Многие порицали также, что военному суду, названному генеральным и составленному из всех наличных в Петербурге полных генералов, под председательством председателя генерал-аудиториата князя Шаховского, велено было собираться в Георгиевский зал Зимнего дворца, т. е., с одной стороны, у подножия трона, от которого, говорили, надлежало бы исходить одним милостям, а с другой - в той самой зале, которая служит главным театром празднеств при брачных церемониях в царском доме.

Особенное сочувствие возбуждала к себе несчастная семья Тришатного, которая, сверх тягости постигшего ее удара, лишена была, через секвестр имущества, всех средств существования. Она состояла из жены, трех дочерей, фрейлин высочайшего двора, и двух сыновей, офицеров в гвардейской конной артиллерии, и первые уже намеревались снискивать себе хлеб занятиями в частных домах. Но милосердие государя, рассудившего, что обвиняемый не есть еще осужденный, все исправило. Тришатному отвели в крепости пять или шесть заново отделанных и убранных комнат, в которые, сняв стоявший перед ними караул, перевезли также жену его и дочерей и потом, во все продолжение суда, всю семью содержали на казенный счет и даже прислали для нее повара с придворной кухни.

Суд начался 26 апреля и собирался каждую субботу.

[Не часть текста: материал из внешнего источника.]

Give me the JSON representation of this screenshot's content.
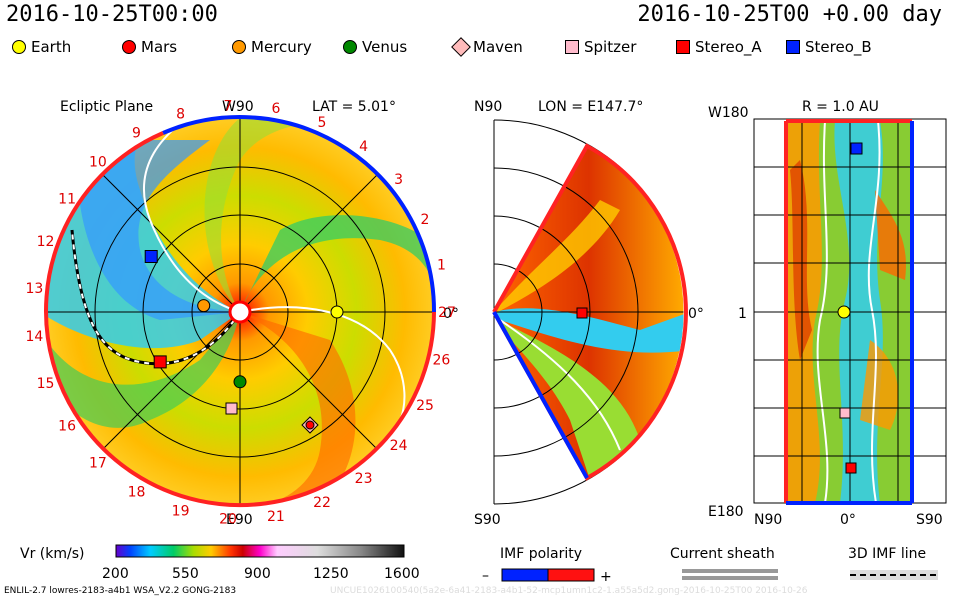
{
  "header": {
    "left_time": "2016-10-25T00:00",
    "right_time": "2016-10-25T00 +0.00 day"
  },
  "legend": [
    {
      "label": "Earth",
      "shape": "circle",
      "color": "#ffff00"
    },
    {
      "label": "Mars",
      "shape": "circle",
      "color": "#ff0000"
    },
    {
      "label": "Mercury",
      "shape": "circle",
      "color": "#ff9900"
    },
    {
      "label": "Venus",
      "shape": "circle",
      "color": "#008800"
    },
    {
      "label": "Maven",
      "shape": "diamond",
      "color": "#ffbbbb"
    },
    {
      "label": "Spitzer",
      "shape": "square",
      "color": "#ffbbcc"
    },
    {
      "label": "Stereo_A",
      "shape": "square",
      "color": "#ff0000"
    },
    {
      "label": "Stereo_B",
      "shape": "square",
      "color": "#0022ff"
    }
  ],
  "panels": {
    "ecliptic": {
      "title": "Ecliptic Plane",
      "lat": "LAT = 5.01°",
      "top": "W90",
      "bottom": "E90",
      "right": "0°"
    },
    "meridional": {
      "top": "N90",
      "bottom": "S90",
      "lon": "LON = E147.7°",
      "right": "0°"
    },
    "synoptic": {
      "title": "R = 1.0 AU",
      "left_top": "W180",
      "left_mid": "1",
      "left_bottom": "E180",
      "bottom_left": "N90",
      "bottom_mid": "0°",
      "bottom_right": "S90"
    }
  },
  "ring_numbers": [
    "27",
    "1",
    "2",
    "3",
    "4",
    "5",
    "6",
    "7",
    "8",
    "9",
    "10",
    "11",
    "12",
    "13",
    "14",
    "15",
    "16",
    "17",
    "18",
    "19",
    "20",
    "21",
    "22",
    "23",
    "24",
    "25",
    "26"
  ],
  "colorbar": {
    "label": "Vr (km/s)",
    "ticks": [
      "200",
      "550",
      "900",
      "1250",
      "1600"
    ]
  },
  "imf_polarity": {
    "label": "IMF polarity",
    "minus": "–",
    "plus": "+"
  },
  "current_sheath": {
    "label": "Current sheath"
  },
  "imf_line": {
    "label": "3D IMF line"
  },
  "footer": {
    "left": "ENLIL-2.7 lowres-2183-a4b1 WSA_V2.2 GONG-2183",
    "faint": "UNCUE1026100540(5a2e-6a41-2183-a4b1-52-mcp1umn1c2-1.a55a5d2.gong-2016-10-25T00   2016-10-26"
  },
  "chart_data": {
    "type": "heatmap",
    "quantity": "Vr (km/s)",
    "vrange": [
      200,
      1600
    ],
    "bodies": [
      {
        "name": "Earth",
        "r_au": 1.0,
        "lon_deg": 0
      },
      {
        "name": "Mercury",
        "r_au": 0.38,
        "lon_deg": 170
      },
      {
        "name": "Venus",
        "r_au": 0.72,
        "lon_deg": 270
      },
      {
        "name": "Stereo_A",
        "r_au": 0.97,
        "lon_deg": 212
      },
      {
        "name": "Stereo_B",
        "r_au": 1.08,
        "lon_deg": 148
      }
    ]
  }
}
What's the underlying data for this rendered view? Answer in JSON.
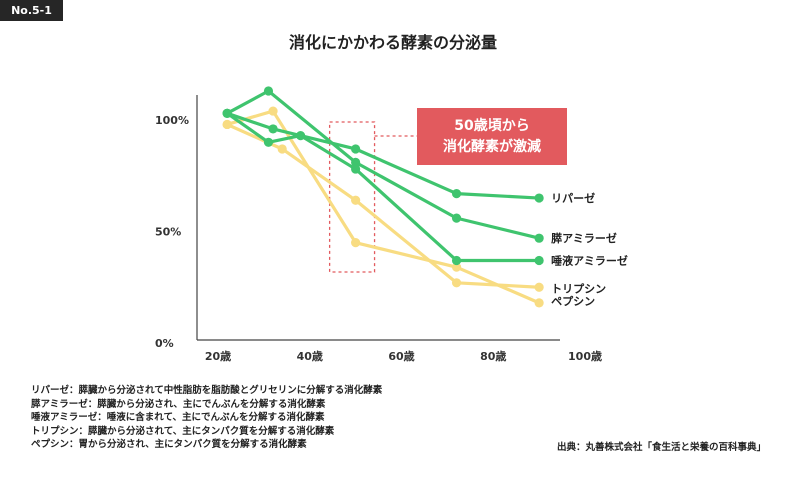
{
  "badge": "No.5-1",
  "callout": {
    "line1": "50歳頃から",
    "line2": "消化酵素が激減"
  },
  "footnotes": [
    "リパーゼ：膵臓から分泌されて中性脂肪を脂肪酸とグリセリンに分解する消化酵素",
    "膵アミラーゼ：膵臓から分泌され、主にでんぷんを分解する消化酵素",
    "唾液アミラーゼ：唾液に含まれて、主にでんぷんを分解する消化酵素",
    "トリプシン：膵臓から分泌されて、主にタンパク質を分解する消化酵素",
    "ペプシン：胃から分泌され、主にタンパク質を分解する消化酵素"
  ],
  "source": "出典：丸善株式会社「食生活と栄養の百科事典」",
  "colors": {
    "green": "#3fc46e",
    "yellow": "#f8dc82",
    "callout": "#e25a5e"
  },
  "chart_data": {
    "type": "line",
    "title": "消化にかかわる酵素の分泌量",
    "xlabel": "",
    "ylabel": "",
    "xlim": [
      20,
      100
    ],
    "ylim": [
      0,
      100
    ],
    "x_ticks": [
      "20歳",
      "40歳",
      "60歳",
      "80歳",
      "100歳"
    ],
    "x_tick_values": [
      20,
      40,
      60,
      80,
      100
    ],
    "y_ticks": [
      "100%",
      "50%",
      "0%"
    ],
    "y_tick_values": [
      100,
      50,
      0
    ],
    "grid": false,
    "highlight_range": [
      50,
      55
    ],
    "series": [
      {
        "name": "リパーゼ",
        "color": "#3fc46e",
        "points": [
          [
            22,
            103
          ],
          [
            32,
            96
          ],
          [
            50,
            87
          ],
          [
            72,
            67
          ],
          [
            90,
            65
          ]
        ]
      },
      {
        "name": "膵アミラーゼ",
        "color": "#3fc46e",
        "points": [
          [
            22,
            103
          ],
          [
            31,
            113
          ],
          [
            50,
            81
          ],
          [
            72,
            56
          ],
          [
            90,
            47
          ]
        ]
      },
      {
        "name": "唾液アミラーゼ",
        "color": "#3fc46e",
        "points": [
          [
            22,
            103
          ],
          [
            31,
            90
          ],
          [
            38,
            93
          ],
          [
            50,
            78
          ],
          [
            72,
            37
          ],
          [
            90,
            37
          ]
        ]
      },
      {
        "name": "トリプシン",
        "color": "#f8dc82",
        "points": [
          [
            22,
            98
          ],
          [
            34,
            87
          ],
          [
            50,
            64
          ],
          [
            72,
            27
          ],
          [
            90,
            25
          ]
        ]
      },
      {
        "name": "ペプシン",
        "color": "#f8dc82",
        "points": [
          [
            22,
            98
          ],
          [
            32,
            104
          ],
          [
            50,
            45
          ],
          [
            72,
            34
          ],
          [
            90,
            18
          ]
        ]
      }
    ]
  }
}
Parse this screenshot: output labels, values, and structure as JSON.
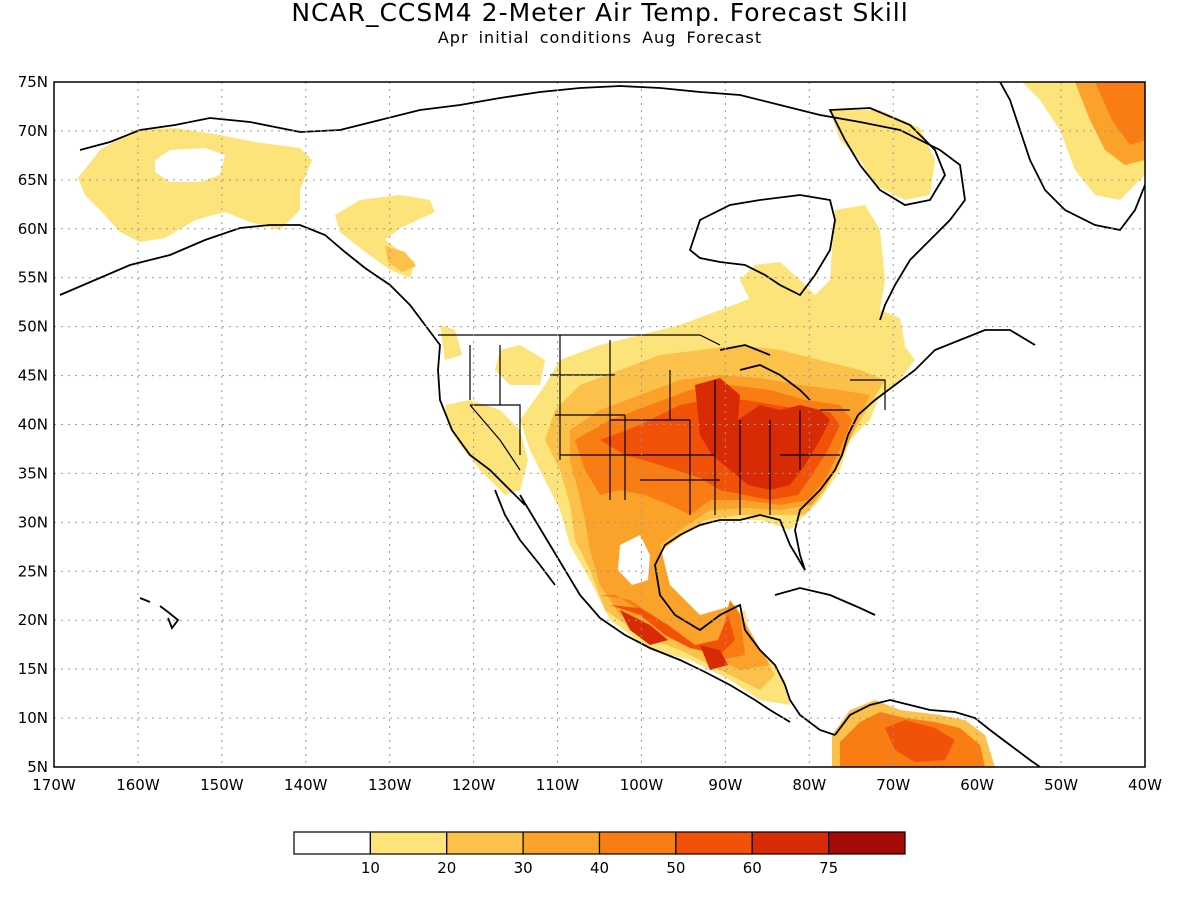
{
  "title": "NCAR_CCSM4 2-Meter Air Temp. Forecast Skill",
  "subtitle_initial": "Apr initial conditions",
  "subtitle_forecast": "Aug Forecast",
  "map": {
    "lon_range": [
      -170,
      -40
    ],
    "lat_range": [
      5,
      75
    ],
    "lon_labels": [
      "170W",
      "160W",
      "150W",
      "140W",
      "130W",
      "120W",
      "110W",
      "100W",
      "90W",
      "80W",
      "70W",
      "60W",
      "50W",
      "40W"
    ],
    "lat_labels": [
      "75N",
      "70N",
      "65N",
      "60N",
      "55N",
      "50N",
      "45N",
      "40N",
      "35N",
      "30N",
      "25N",
      "20N",
      "15N",
      "10N",
      "5N"
    ],
    "gridlines": "dotted"
  },
  "colorbar": {
    "labels": [
      "10",
      "20",
      "30",
      "40",
      "50",
      "60",
      "75"
    ],
    "colors": [
      "#ffffff",
      "#fde47a",
      "#fcc14a",
      "#fba22a",
      "#f97d13",
      "#f25208",
      "#d92a06",
      "#a40b06"
    ]
  }
}
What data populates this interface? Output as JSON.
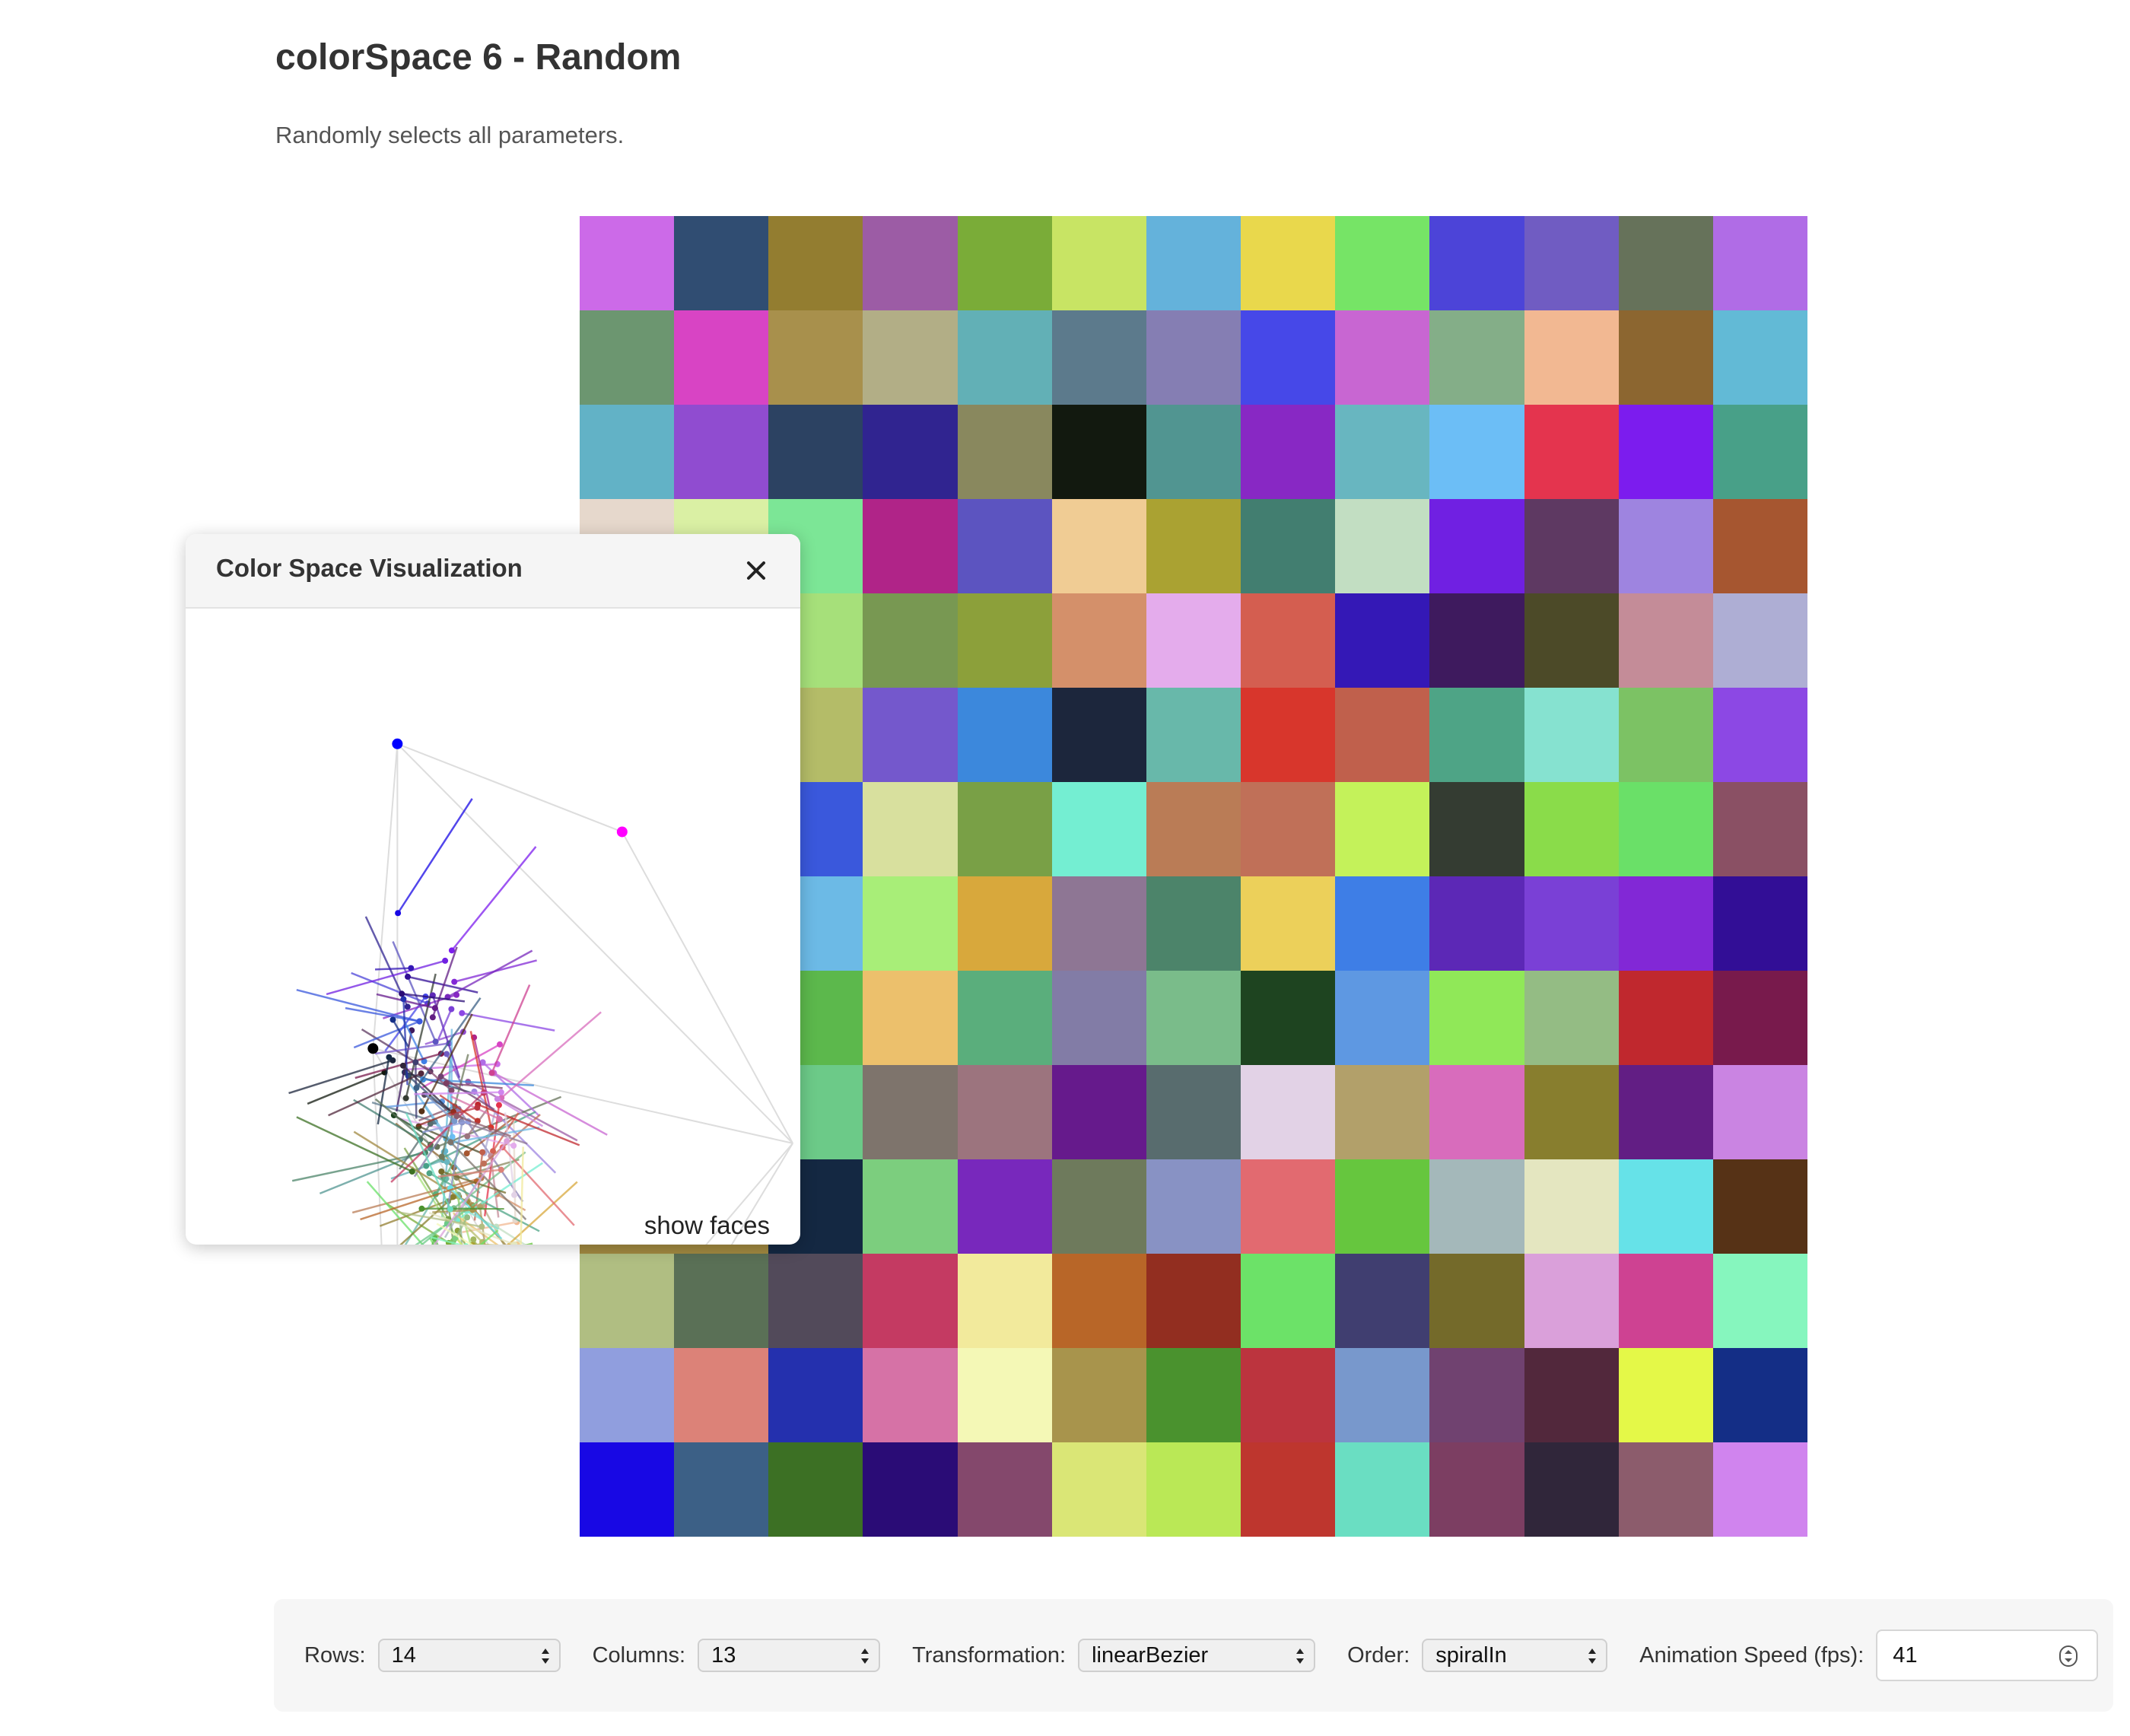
{
  "page": {
    "title": "colorSpace 6 - Random",
    "description": "Randomly selects all parameters."
  },
  "grid": {
    "rows": 14,
    "columns": 13,
    "colors": [
      [
        "#cc6ae8",
        "#304d72",
        "#937d30",
        "#9c5ca5",
        "#7aac38",
        "#c8e464",
        "#64b2db",
        "#e9d84c",
        "#76e466",
        "#4c44d8",
        "#705cc2",
        "#66725a",
        "#b06ce6"
      ],
      [
        "#6c9670",
        "#d844c4",
        "#a8904c",
        "#b2ae86",
        "#62b0b6",
        "#5c7a8c",
        "#857eb3",
        "#4648e8",
        "#c866d2",
        "#84ae88",
        "#f2b892",
        "#8c6630",
        "#62bad6"
      ],
      [
        "#62b2c6",
        "#904cd0",
        "#2c4262",
        "#302490",
        "#89885e",
        "#12190f",
        "#519591",
        "#8828c4",
        "#68b6c0",
        "#6cbef6",
        "#e4344e",
        "#7c1cee",
        "#48a088"
      ],
      [
        "#e6d8cc",
        "#daf0a4",
        "#7ce696",
        "#b02488",
        "#5c54c0",
        "#f0cc94",
        "#aaa232",
        "#427e70",
        "#c2dec2",
        "#7020e2",
        "#5e3962",
        "#9e84e0",
        "#a65630"
      ],
      [
        "#e0d39a",
        "#a6e07a",
        "#a6e07a",
        "#789852",
        "#8ca03a",
        "#d4906a",
        "#e4acec",
        "#d45e50",
        "#3418b6",
        "#3e1a5e",
        "#4c4a28",
        "#c48c98",
        "#aeaed4"
      ],
      [
        "#a4b860",
        "#b4bc68",
        "#b4bc68",
        "#7458cc",
        "#3c88dc",
        "#1c263c",
        "#68b8aa",
        "#d8362c",
        "#c0604c",
        "#4ea486",
        "#86e2d0",
        "#7cc264",
        "#8c48e4"
      ],
      [
        "#3a58dc",
        "#3a58dc",
        "#3a58dc",
        "#d8e09e",
        "#79a046",
        "#74eed2",
        "#ba7c56",
        "#c07058",
        "#c4f25a",
        "#343c32",
        "#8adc4a",
        "#6ae068",
        "#8a5064"
      ],
      [
        "#6cbae6",
        "#6cbae6",
        "#6cbae6",
        "#a8ee78",
        "#d8a83c",
        "#8e7694",
        "#4c846a",
        "#ecd05a",
        "#3e7ee6",
        "#5c28b6",
        "#7a40d6",
        "#8228d6",
        "#320e96"
      ],
      [
        "#5cb84c",
        "#5cb84c",
        "#5cb84c",
        "#ecc06c",
        "#5aae7c",
        "#827ca6",
        "#7abc8a",
        "#1e4420",
        "#5e98e2",
        "#90e858",
        "#94bc84",
        "#c0282e",
        "#781a4c"
      ],
      [
        "#6cca88",
        "#6cca88",
        "#6cca88",
        "#7e746c",
        "#9c747e",
        "#661a8c",
        "#586c6e",
        "#e2d2e6",
        "#b2a06a",
        "#d86cbc",
        "#887e2e",
        "#621e84",
        "#ca84e2"
      ],
      [
        "#a08840",
        "#a08840",
        "#142842",
        "#7cce7e",
        "#7828bc",
        "#6e7a5c",
        "#8892c4",
        "#e26a70",
        "#66c63e",
        "#a4b8ba",
        "#e4e6c0",
        "#66e2e8",
        "#563216"
      ],
      [
        "#b0be82",
        "#5a7056",
        "#524a5a",
        "#c43a62",
        "#f2ea9c",
        "#b86628",
        "#922e20",
        "#6ce268",
        "#403e70",
        "#746a2a",
        "#daa0da",
        "#ce4292",
        "#86f6be"
      ],
      [
        "#909ede",
        "#dc8278",
        "#2430ae",
        "#d672a6",
        "#f4f8b6",
        "#a8944c",
        "#4a922e",
        "#bc343e",
        "#7898cc",
        "#704270",
        "#52283c",
        "#e4f848",
        "#142e86"
      ],
      [
        "#1808e4",
        "#3c6086",
        "#3c7024",
        "#2a0c76",
        "#84486c",
        "#dae676",
        "#bae856",
        "#be362e",
        "#6adec2",
        "#7c3e62",
        "#30263a",
        "#8c5c6c",
        "#d084ee"
      ]
    ]
  },
  "viz_panel": {
    "title": "Color Space Visualization",
    "close_icon": "close-icon",
    "show_faces_label": "show faces",
    "vertex_colors": {
      "blue": "#0000ff",
      "magenta": "#ff00ff",
      "black": "#000000",
      "green": "#44ee33",
      "yellow": "#ffff00",
      "white": "#ffffff"
    }
  },
  "controls": {
    "rows": {
      "label": "Rows:",
      "value": "14"
    },
    "columns": {
      "label": "Columns:",
      "value": "13"
    },
    "transformation": {
      "label": "Transformation:",
      "value": "linearBezier"
    },
    "order": {
      "label": "Order:",
      "value": "spiralIn"
    },
    "speed": {
      "label": "Animation Speed (fps):",
      "value": "41"
    }
  }
}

Тришатного и Добрышина перевозили через Неву из крепости во дворец к допросам, каждого в особом катере. Все члены заседали в парадной форме, т. е. в шитых мундирах и лентах. В продолжение суда государь однажды сказал князю Шаховскому:

- Я очень рад, что председателем в этом деле ты. Ты старик, да и я уже не молод; мы остережемся, чтоб не запятнать нашей совести какой-нибудь лишней строгостью или опрометчивостью, потому что и Тришатный старик, так чтобы нам не совестно было встретиться с ним на том свете.

Суд продолжался весьма долго и окончился, кажется, уже в августе, присуждением, обоих подсудимых наравне, к лишению чинов, знаков отличий и дворянства и к разжалованию в рядовые. Государь при конфирмации приговора сделал в нем ту отмену, чтобы Тришатного, в уважение к прежней отличной службе, не лишать дворянства и за раны производить ему инвалидный оклад пенсии по прежнему чину, с разрешением жить, где пожелает. Впрочем, об этом деле Петербург столько уже наговорился в его начале, что решение прошло почти незамеченным, и в это самое время гораздо более было толков о французских приговорах над Тестом и Кюбьером, оглашенных в газетах со всеми по ним прениями.